The move to thin client technology -- based on Microsoft Terminal Server with Citrix Metaframe V1.8 -- has required Davids to upgrade its network, implement a new storage architecture and create a server farm at a total cost of $650,000, according to Duncan Marshall, the company's network services manager.

Marshall told Computerworld the Citrix rollout will increase the IT department's level of control and management, ease applications deployment issues and reduce the total cost of ownership.

Previously, IT staff at Davids had to travel to remote branch sites to deploy applications and sort out IT problems which Marshall said was a drain on financial and human resources.

Davids is relocating servers from remote sites to its head office to create a centralised Citrix farm of between six and 10 boxes.

Applications that will be delivered to 500 users across Davids branch offices will include Microsoft Office, Microsoft Outlook, Internet Explorer and terminal emulation software that will provide access to the company's multiple Unix servers and Hitachi Data Systems mainframe.

"Everybody who is external to the main Sydney office will be on Citrix," Marshall said.

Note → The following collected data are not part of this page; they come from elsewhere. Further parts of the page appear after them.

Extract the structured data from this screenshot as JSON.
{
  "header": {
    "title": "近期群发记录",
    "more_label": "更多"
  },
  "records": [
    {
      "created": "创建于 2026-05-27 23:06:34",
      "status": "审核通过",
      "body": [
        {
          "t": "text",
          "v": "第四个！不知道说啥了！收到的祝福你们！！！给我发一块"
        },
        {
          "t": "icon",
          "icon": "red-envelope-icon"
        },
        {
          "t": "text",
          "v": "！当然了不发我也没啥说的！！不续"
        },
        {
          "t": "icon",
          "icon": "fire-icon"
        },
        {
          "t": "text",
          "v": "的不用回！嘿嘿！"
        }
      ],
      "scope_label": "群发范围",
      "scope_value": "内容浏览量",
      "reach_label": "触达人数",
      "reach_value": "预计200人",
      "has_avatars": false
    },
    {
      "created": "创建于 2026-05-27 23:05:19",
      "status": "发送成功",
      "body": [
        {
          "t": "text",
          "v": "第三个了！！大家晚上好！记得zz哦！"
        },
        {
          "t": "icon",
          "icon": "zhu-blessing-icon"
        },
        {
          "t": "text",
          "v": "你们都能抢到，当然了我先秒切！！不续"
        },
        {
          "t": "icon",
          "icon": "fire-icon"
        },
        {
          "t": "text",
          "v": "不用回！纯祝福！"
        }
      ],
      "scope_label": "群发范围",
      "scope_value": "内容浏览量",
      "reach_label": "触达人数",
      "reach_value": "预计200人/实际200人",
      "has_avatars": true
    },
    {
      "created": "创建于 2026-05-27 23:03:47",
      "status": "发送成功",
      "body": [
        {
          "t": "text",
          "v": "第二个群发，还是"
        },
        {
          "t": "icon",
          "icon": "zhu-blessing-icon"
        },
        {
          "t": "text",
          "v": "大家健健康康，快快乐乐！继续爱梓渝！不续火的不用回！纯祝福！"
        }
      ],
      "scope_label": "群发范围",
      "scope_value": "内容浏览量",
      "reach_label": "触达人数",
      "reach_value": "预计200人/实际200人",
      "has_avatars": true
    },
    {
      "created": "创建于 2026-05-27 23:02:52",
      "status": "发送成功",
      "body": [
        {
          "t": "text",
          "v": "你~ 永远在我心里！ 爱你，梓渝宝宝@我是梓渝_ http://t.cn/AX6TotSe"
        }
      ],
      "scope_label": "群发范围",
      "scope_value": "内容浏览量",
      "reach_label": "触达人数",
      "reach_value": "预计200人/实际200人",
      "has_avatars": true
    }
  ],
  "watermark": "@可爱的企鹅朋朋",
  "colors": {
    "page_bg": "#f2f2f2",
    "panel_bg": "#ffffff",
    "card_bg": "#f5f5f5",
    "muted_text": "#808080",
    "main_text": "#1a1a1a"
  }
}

Australian Business Technologies has been appointed as the systems integrator on the Citrix rollout.

Davids has also replaced its server-attached storage infrastructure with network attached storage (NAS) designed and installed by systems integrator EnStor.

Marshall said the company needs to have large chunks of user data available across the network. "The easiest and simplest way of doing that was via an NAS," Marshall told Computerworld.

"What we now have is some 300-odd gigabytes that are available to any network user."

Davids is also increasing bandwidth on its frame relay trunk lines to provide increased bandwidth for its wide area network (WAN) and incrementally switching from ISDN to frame relay, to connect branch offices to the WAN, Marshall said.